Both athletes are retired — Wambach hung up her cleats in 2015 — but she said it’s even more important that, this time around, Gatorade featured her, a member of the LGBTQ+ community, as well as a Black man. “Two marginalized folks, two marginalized retired folks,” she told POPSUGAR.

Reflecting on that original Gatorade commercial with Hamm and Jordan, Wambach recalled, “That literally was maybe the very first thing that I ever consumed as a kid that gave me an idea that I can be seen as an equal to the greatest athlete that might ever play the sport of basketball and maybe any male sport there is. Mia is getting compared to Michael. And the way that they did that commercial empowered me to dream even bigger dreams than I could possibly imagine.”

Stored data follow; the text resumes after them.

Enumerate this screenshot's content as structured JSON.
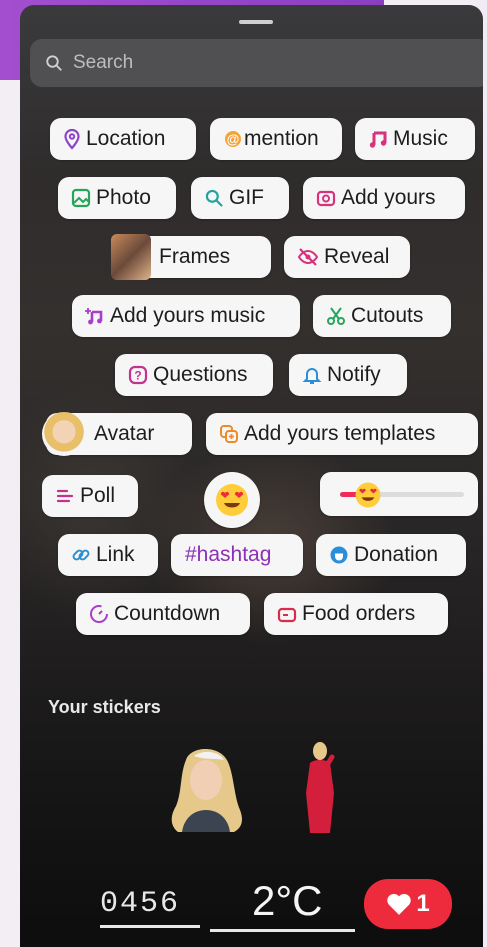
{
  "search": {
    "placeholder": "Search"
  },
  "stickers": {
    "location": "Location",
    "mention": "mention",
    "music": "Music",
    "photo": "Photo",
    "gif": "GIF",
    "add_yours": "Add yours",
    "frames": "Frames",
    "reveal": "Reveal",
    "add_yours_music": "Add yours music",
    "cutouts": "Cutouts",
    "questions": "Questions",
    "notify": "Notify",
    "avatar": "Avatar",
    "add_yours_templates": "Add yours templates",
    "poll": "Poll",
    "link": "Link",
    "hashtag": "#hashtag",
    "donation": "Donation",
    "countdown": "Countdown",
    "food_orders": "Food orders"
  },
  "your_stickers": {
    "title": "Your stickers"
  },
  "bottom": {
    "time": "0456",
    "temp": "2°C",
    "likes": "1"
  },
  "colors": {
    "accent_pink": "#d6337c",
    "accent_purple": "#8a3fc1",
    "heart_red": "#ee2b3d"
  }
}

But it wasn’t without adversity. Wambach spoke about the sexism she faced during her career, and even still, women’s sports don’t get the coverage they deserve. Not by a long shot. She described the US women’s national soccer team as “activism in motion,” praising the players she used to stride on the field with as athletes who win, break records, and push forward not only with their successes but with their voices.

“Stepping into my clothes every day, I’m like, ‘I’m activism. I am a walking, breathing piece of activism every single day,'” Wambach continued on to say. “I am a gay woman walking around in a kind of conservative place where I live in Naples, Florida.” The women’s national team “kicking ass and winning and not apologizing for it, that’s activism, too,” she added.

“Never do women get rewarded in a way that makes them feel equal.”

Though Wambach, looking back at her career, felt as capable and as accomplished as any man in sports, she recognized that, without pay equity, there is no equality. She pointed to the moment she, Peyton Manning, and the late Kobe Bryant were presented the ESPYS Icon Award in 2016. “As soon as the lights turned off, and the three of us went to walk off stage, I realized something: that the three of us were walking into three very different retirements,” she said.

Wambach further explained, “Their biggest concern was where they were going to invest their hundreds of millions of dollars, and mine was how the heck I was going to find a job to get health insurance and pay my mortgage. True story.” So, even though she perceived herself to be on their level, “in the real world of retirement security and what one does in their retirement, it was made painfully clear how vastly different our careers were.”

Money is respect, Wambach said plainly. “Never do women get rewarded in a way that makes them feel equal. Even if they won the same amount and they’ve sweated the same amount and they’ve shed the same amount of blood, sweat, and tears, it doesn’t matter.” She stands with the USWNT as they continue to fight for pay equity — their next task is to appeal a court ruling from May 2020 that dismissed the team’s equal pay claims laid out in their lawsuit against the US Soccer Federation. “We’ve got a long way to go,” Wambach stated, “but I’m proud to be a part of the change.”